Document all test results with location, date, time, temperature, RH and the instrument and calibration certificate used. This documentation is essential for warranty claims and for root cause analysis if coating failure occurs.
Key Takeaways
- Soluble salt contamination — primarily chlorides and sulphates — is invisible and cannot be detected by visual inspection or anchor profile measurement.
- Even a small amount of ionic contamination trapped under a coating film causes osmotic blistering that can destroy a coating system within months of application.
- The standard test method is the Bresle patch method (ISO 8502-6/9), measuring conductivity and converting to equivalent chloride concentration in µg/cm².
- Contamination limits vary by service environment — from 80 µg/cm² for general atmospheric to below 10 µg/cm² for potable water tank linings.
- Dry abrasive blasting does not reliably remove soluble salts.
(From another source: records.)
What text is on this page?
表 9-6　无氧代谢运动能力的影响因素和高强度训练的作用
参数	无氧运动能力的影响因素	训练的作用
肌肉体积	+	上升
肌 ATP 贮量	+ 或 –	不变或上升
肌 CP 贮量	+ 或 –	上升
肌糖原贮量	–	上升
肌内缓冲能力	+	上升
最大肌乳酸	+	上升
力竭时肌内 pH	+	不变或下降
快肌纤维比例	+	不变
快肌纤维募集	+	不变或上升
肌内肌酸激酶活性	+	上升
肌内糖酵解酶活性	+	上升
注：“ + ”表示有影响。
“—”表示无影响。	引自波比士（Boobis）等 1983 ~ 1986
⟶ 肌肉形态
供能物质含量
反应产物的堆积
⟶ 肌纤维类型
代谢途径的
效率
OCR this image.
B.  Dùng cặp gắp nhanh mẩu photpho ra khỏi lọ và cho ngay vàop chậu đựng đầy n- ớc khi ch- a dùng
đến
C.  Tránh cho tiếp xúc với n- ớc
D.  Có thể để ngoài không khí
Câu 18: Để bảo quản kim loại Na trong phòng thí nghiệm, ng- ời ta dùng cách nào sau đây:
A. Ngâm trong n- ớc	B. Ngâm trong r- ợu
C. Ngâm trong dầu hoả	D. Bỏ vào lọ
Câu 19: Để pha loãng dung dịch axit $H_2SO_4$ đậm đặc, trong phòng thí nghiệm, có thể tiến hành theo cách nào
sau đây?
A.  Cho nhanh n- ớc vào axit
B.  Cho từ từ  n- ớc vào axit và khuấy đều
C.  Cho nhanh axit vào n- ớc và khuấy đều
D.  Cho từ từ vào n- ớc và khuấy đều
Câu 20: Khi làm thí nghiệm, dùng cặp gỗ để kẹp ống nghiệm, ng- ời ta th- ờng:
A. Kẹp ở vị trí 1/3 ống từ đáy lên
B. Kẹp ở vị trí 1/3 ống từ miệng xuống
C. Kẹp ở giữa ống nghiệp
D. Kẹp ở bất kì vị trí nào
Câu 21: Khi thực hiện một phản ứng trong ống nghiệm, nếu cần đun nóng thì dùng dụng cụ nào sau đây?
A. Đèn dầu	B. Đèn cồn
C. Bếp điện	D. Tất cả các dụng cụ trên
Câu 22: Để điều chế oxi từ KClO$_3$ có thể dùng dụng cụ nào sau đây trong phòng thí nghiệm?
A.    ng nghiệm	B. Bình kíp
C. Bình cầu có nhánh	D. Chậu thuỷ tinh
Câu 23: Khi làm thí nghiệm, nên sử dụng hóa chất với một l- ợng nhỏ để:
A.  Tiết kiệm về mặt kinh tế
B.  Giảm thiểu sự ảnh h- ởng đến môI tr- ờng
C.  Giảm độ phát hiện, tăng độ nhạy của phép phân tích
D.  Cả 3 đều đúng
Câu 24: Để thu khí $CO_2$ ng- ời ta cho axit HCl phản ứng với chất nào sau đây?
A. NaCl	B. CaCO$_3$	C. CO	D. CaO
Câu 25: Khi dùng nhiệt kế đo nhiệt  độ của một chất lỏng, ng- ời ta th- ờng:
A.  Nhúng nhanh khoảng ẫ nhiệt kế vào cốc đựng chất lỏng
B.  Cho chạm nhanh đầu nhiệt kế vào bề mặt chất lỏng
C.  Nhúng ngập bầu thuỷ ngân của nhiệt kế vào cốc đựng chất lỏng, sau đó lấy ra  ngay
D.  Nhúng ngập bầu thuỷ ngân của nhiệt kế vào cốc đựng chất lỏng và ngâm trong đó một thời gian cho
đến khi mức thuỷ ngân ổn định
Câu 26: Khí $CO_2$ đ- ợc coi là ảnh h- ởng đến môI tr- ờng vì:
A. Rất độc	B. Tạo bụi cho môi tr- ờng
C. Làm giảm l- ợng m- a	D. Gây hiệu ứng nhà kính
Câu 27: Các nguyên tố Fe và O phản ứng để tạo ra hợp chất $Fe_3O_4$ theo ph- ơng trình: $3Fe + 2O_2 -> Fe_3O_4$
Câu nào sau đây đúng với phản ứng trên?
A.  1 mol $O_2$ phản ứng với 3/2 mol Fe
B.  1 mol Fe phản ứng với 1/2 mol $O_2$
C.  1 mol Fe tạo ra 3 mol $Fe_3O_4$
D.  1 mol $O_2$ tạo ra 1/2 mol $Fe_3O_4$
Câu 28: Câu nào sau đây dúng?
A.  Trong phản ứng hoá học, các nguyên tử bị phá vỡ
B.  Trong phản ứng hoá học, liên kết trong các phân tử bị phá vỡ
The Bristle Blaster® reduces surface salt levels through physical dislodgement of rust-bound contamination (as shown in MTEST testing, Dr. Prepper No. 4), but cannot dissolve and flush ionic contamination the way water-based methods can. Where salt levels exceed specification, water washing, surfactant pre-treatment or UHP jetting is required before mechanical preparation.
- Salt testing should be a mandatory hold point in every coating project QC plan on marine or industrial assets.